Physical fitness and physical activity behaviour after training does not mediate long-term protection of hippocampal subfields. (A) A conceptual schema showing how the long-term effects of resistance exercise on the brain could arise directly following training in the context of reverting to business-as-usual (BAU) or could be mediated by changes in physical fitness or physical activity behaviour unrelated to the interventions. We modelled exercise-related behaviour and physical fitness in three different ways, using long term changes in physiologic VO₂peak and whole-body muscle strength measurements, as well as daily physical activity logs over 18 months. (B) Change in fitness and exercise behaviour is charted over time (mean (±SEM)) using a LME model, revealing a significant Time x Group (*) effect of PRT+CCT on whole body strength during training and over the complete 18-month period compared to SHAM+SHAM (F = 15.22, p = 0.001 FDR corrected, DF = 38.52 and F = 5.47, p = 0.018 FDR corrected, DF = 76.03, respectively). We therefore confirm that 6 months of resistance exercise training continues to modify whole body muscle strength for up to a year after the cessation of formal supervised study-related resistance training. (C) However, after inclusion of these fitness measures and non-study physical activities in our LME model of hippocampal subfield change, the neuroprotective effect of resistance exercise was not diminished. This is further visualised by partial plots of subiculum atrophy against the trial's primary cognitive outcome (ADASCog error scores), showing no moderation of relationship before (black) or after (red) inclusion of whole-body muscle strength, aerobic capacity (VO₂ peak) and total number of physical activity sessions outside of the intervention in the model.

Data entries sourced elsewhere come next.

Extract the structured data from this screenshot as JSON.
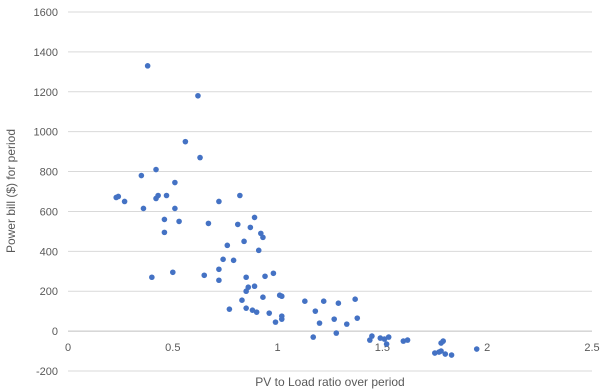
{
  "chart_data": {
    "type": "scatter",
    "title": "",
    "xlabel": "PV to Load ratio over period",
    "ylabel": "Power bill ($) for period",
    "xlim": [
      0,
      2.5
    ],
    "ylim": [
      -200,
      1600
    ],
    "x_ticks": [
      0,
      0.5,
      1,
      1.5,
      2,
      2.5
    ],
    "x_tick_labels": [
      "0",
      "0.5",
      "1",
      "1.5",
      "2",
      "2.5"
    ],
    "y_ticks": [
      -200,
      0,
      200,
      400,
      600,
      800,
      1000,
      1200,
      1400,
      1600
    ],
    "y_tick_labels": [
      "-200",
      "0",
      "200",
      "400",
      "600",
      "800",
      "1000",
      "1200",
      "1400",
      "1600"
    ],
    "grid": "horizontal",
    "legend": "none",
    "marker_color": "#4472c4",
    "points": [
      [
        0.38,
        1330
      ],
      [
        0.62,
        1180
      ],
      [
        0.56,
        950
      ],
      [
        0.63,
        870
      ],
      [
        0.42,
        810
      ],
      [
        0.35,
        780
      ],
      [
        0.51,
        745
      ],
      [
        0.23,
        670
      ],
      [
        0.24,
        675
      ],
      [
        0.27,
        650
      ],
      [
        0.43,
        680
      ],
      [
        0.47,
        680
      ],
      [
        0.42,
        665
      ],
      [
        0.82,
        680
      ],
      [
        0.72,
        650
      ],
      [
        0.36,
        615
      ],
      [
        0.51,
        615
      ],
      [
        0.46,
        560
      ],
      [
        0.53,
        550
      ],
      [
        0.67,
        540
      ],
      [
        0.81,
        535
      ],
      [
        0.89,
        570
      ],
      [
        0.87,
        520
      ],
      [
        0.46,
        495
      ],
      [
        0.92,
        490
      ],
      [
        0.93,
        470
      ],
      [
        0.84,
        450
      ],
      [
        0.76,
        430
      ],
      [
        0.91,
        405
      ],
      [
        0.79,
        355
      ],
      [
        0.74,
        360
      ],
      [
        0.72,
        310
      ],
      [
        0.5,
        295
      ],
      [
        0.4,
        270
      ],
      [
        0.65,
        280
      ],
      [
        0.72,
        255
      ],
      [
        0.85,
        270
      ],
      [
        0.94,
        275
      ],
      [
        0.98,
        290
      ],
      [
        0.86,
        220
      ],
      [
        0.89,
        225
      ],
      [
        0.85,
        200
      ],
      [
        0.93,
        170
      ],
      [
        0.83,
        155
      ],
      [
        1.01,
        180
      ],
      [
        1.02,
        175
      ],
      [
        1.13,
        150
      ],
      [
        1.22,
        150
      ],
      [
        1.29,
        140
      ],
      [
        1.37,
        160
      ],
      [
        0.77,
        110
      ],
      [
        0.85,
        115
      ],
      [
        0.88,
        105
      ],
      [
        0.9,
        95
      ],
      [
        0.96,
        90
      ],
      [
        1.18,
        100
      ],
      [
        1.02,
        75
      ],
      [
        1.02,
        60
      ],
      [
        0.99,
        45
      ],
      [
        1.2,
        40
      ],
      [
        1.27,
        60
      ],
      [
        1.33,
        35
      ],
      [
        1.38,
        65
      ],
      [
        1.17,
        -30
      ],
      [
        1.28,
        -10
      ],
      [
        1.45,
        -25
      ],
      [
        1.44,
        -45
      ],
      [
        1.49,
        -35
      ],
      [
        1.51,
        -40
      ],
      [
        1.53,
        -30
      ],
      [
        1.52,
        -65
      ],
      [
        1.6,
        -50
      ],
      [
        1.62,
        -45
      ],
      [
        1.75,
        -110
      ],
      [
        1.77,
        -105
      ],
      [
        1.78,
        -60
      ],
      [
        1.79,
        -50
      ],
      [
        1.78,
        -100
      ],
      [
        1.8,
        -115
      ],
      [
        1.83,
        -120
      ],
      [
        1.95,
        -90
      ]
    ]
  }
}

Long-term protective effects of resistance exercise on AD-vulnerable hippocampal subfields are hence direct, delayed and protracted, independent of PA behaviour after formal training ends.

Fig. 6

Model in which different mechanisms are responsible for therapeutic cognitive effects during and after training. Global cognition presumably declines before observations begin at baseline because of the MCI status of participants (dashed line). A discrete dose of resistance exercise (bottom trace) produces a significant improvement to cognition, coupled with contemporaneous structural plasticity in the posterior cingulate (PC) that is time-limited and wanes after training offset. Resistance exercise also leads to a time-delayed structural response within select hippocampal subvolumes, evident up to one year after training offset. This delayed hippocampal subfield plasticity helps explains ongoing maintenance of cognition. In this conceptual schema several parameters are unknown, including: the shape, symmetry, peak and width of α and β, how they interact, or how long therapeutic cognitive effects last.